Runtimes: What are my options? How do I choose?

Remember that TensorRT consists of two main components - 1. A series of parsers and integrations to convert your model to an optimized engine and 2. An series of TensorRT runtime APIs with several associated tools for deployment.

In this notebook, we will focus on the latter - various runtime options for TensorRT engines.

The runtimes have different use cases for running TRT engines.

Considerations when picking a runtime:

Generally speaking, there are a few major considerations when picking a runtime:

Framework - Some options, like Torch-TRT, are only relevant to PyTorch
Time-to-solution - Torch-TRT is much more likely to work 'out-of-the-box' if a quick solution is required and ONNX fails
Serving needs - Torch-TRT can use TorchServe to serve models over Cloud as a simple solution. For other frameworks (or for more advanced features) TRITON is framework agnostic, allows for concurrent model execution or multiple copies within a GPU to reduce latency, and can accept engines created through both the ONNX and Torch-TRT paths
Performance - Different TensorRT runtimes offer varying levels of performance. For example, Torch-TRT is generally going to be slower than using ONNX or the C++ API directly.

Python API:

Use this when:

You can accept some performance overhead, and
You are most familiar with Python, or
You are performing initial debugging and testing with TRT

More info:

The TensorRT Python API gives you fine-grained control over the execution of your engine using a Python interface. It makes memory allocation, kernel execution, and copies to and from the GPU explicit - which can make integration into high performance applications easier. It is also great for testing models in a Python environment - such as in a Jupyter notebook.

The ONNX notebook for PyTorch is a good example of using TensorRT to get great performance while staying in Python.

C++ API:

Use this when:

You want the least amount of overhead possible to maximize the performance of your models and achieve better latency
You are not using Torch-TRT (though Torch-TRT graph conversions that only generate a single engine can still be exported to C++)
You are most familiar with C++
You want to optimize your inference pipeline as much as possible

More info:

The TensorRT C++ API gives you fine-grained control over the execution of your engine using a C++ interface. It makes memory allocation, kernel execution, and copies to and from the GPU explicit - which can make integration into high performance C++ applications easier.

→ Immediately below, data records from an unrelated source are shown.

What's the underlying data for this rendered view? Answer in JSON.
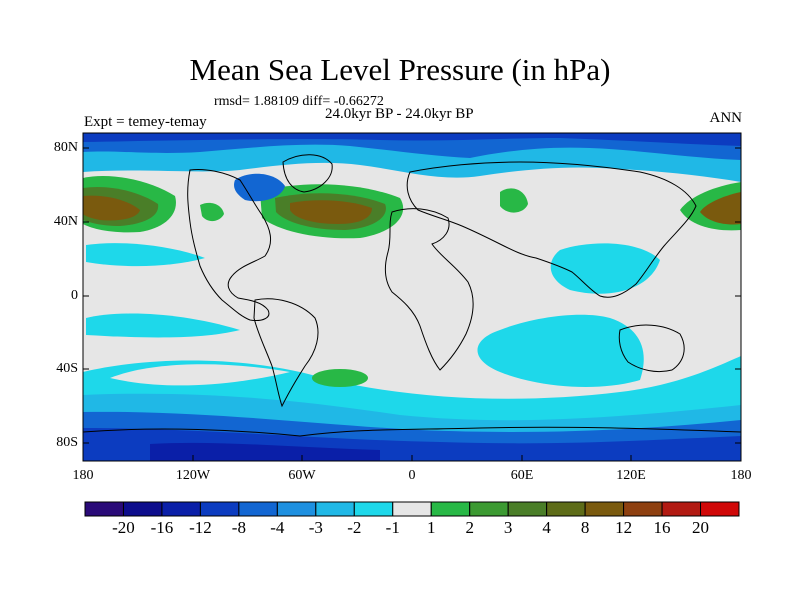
{
  "title": "Mean Sea Level Pressure (in hPa)",
  "stats": "rmsd= 1.88109 diff= -0.66272",
  "period": "24.0kyr BP - 24.0kyr BP",
  "experiment": "Expt = temey-temay",
  "season": "ANN",
  "axes": {
    "lat_labels": [
      "80N",
      "40N",
      "0",
      "40S",
      "80S"
    ],
    "lon_labels": [
      "180",
      "120W",
      "60W",
      "0",
      "60E",
      "120E",
      "180"
    ]
  },
  "colorbar": {
    "colors": [
      "#2a0a78",
      "#0d0d8c",
      "#0a1fa8",
      "#0c3cc0",
      "#1266d2",
      "#1e90e0",
      "#20b8e6",
      "#1ed8ea",
      "#e6e6e6",
      "#28b846",
      "#3c9a32",
      "#4a7e28",
      "#5e6c18",
      "#7a5a0e",
      "#8e4010",
      "#b21a12",
      "#d00808"
    ],
    "labels": [
      "-20",
      "-16",
      "-12",
      "-8",
      "-4",
      "-3",
      "-2",
      "-1",
      "1",
      "2",
      "3",
      "4",
      "8",
      "12",
      "16",
      "20"
    ]
  },
  "colors": {
    "neutral": "#e6e6e6",
    "cyan": "#1ed8ea",
    "lightblue": "#20b8e6",
    "blue": "#1266d2",
    "darkblue": "#0c3cc0",
    "navy": "#0a1fa8",
    "green": "#28b846",
    "olive": "#5e6c18",
    "brown": "#7a5a0e"
  }
}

The C++ API is generally the most performant option for running TensorRT engines, with the least overhead.

This NVIDIA Developer blog is a good example of taking an ONNX model and running it with dynamic batch size support using the C++ API.

Torch-TRT Runtime:

Use this when:

You are using Torch-TRT, and
Your model converts to more than one TensorRT engine

More info:

Torch-TRT is the standard runtime used with models that were converted in Torch-TRT. It works by taking groups of nodes at once in the PyTorch graph, and replacing them with a singular optimized engine that calls the TensorRT Python API behind the scenes. This optimized engine is in the form of a PyTorch operation - which means that your graph is still in PyTorch and will essentially function like any other PyTorch model.

If your graph entirely converts to a single Torch-TRT engine, it can be more efficient to export the engine node and run it using one of the other APIs. You can find instructions to do this in the Torch-TRT documentation.

As an example, the Torch-TRT notebooks included with this guide use the Torch-TRT runtime.

TRITON Inference Server

Use this when:

You want to serve your models over HTTP or gRPC
You want to load balance across multiple models or copies of models across GPUs to minimze latency and make better use of the GPU
You want to have multiple models running efficiently on a single GPU at the same time
You want to serve a variety of models converted using a variety of converters and frameworks (including Torch-TRT and ONNX) through a uniform interface
You need serving support but are using PyTorch, another framework, or the ONNX path in general

More info:

TRITON is an open source inference serving software that lets teams deploy trained AI models from any framework (TensorFlow, TensorRT, PyTorch, ONNX Runtime, or a custom framework), from local storage or Google Cloud Platform or AWS S3 on any GPU- or CPU-based infrastructure (cloud, data center, or edge). It is a flexible project with several unique features - such as concurrent model execution of both heterogeneous models and multiple copies of the same model (multiple model copies can reduce latency further) as well as load balancing and model analysis. It is a good option if you need to serve your models over HTTP - such as in a cloud inferencing solution.

You can find the TRITON home page here, and the documentation here.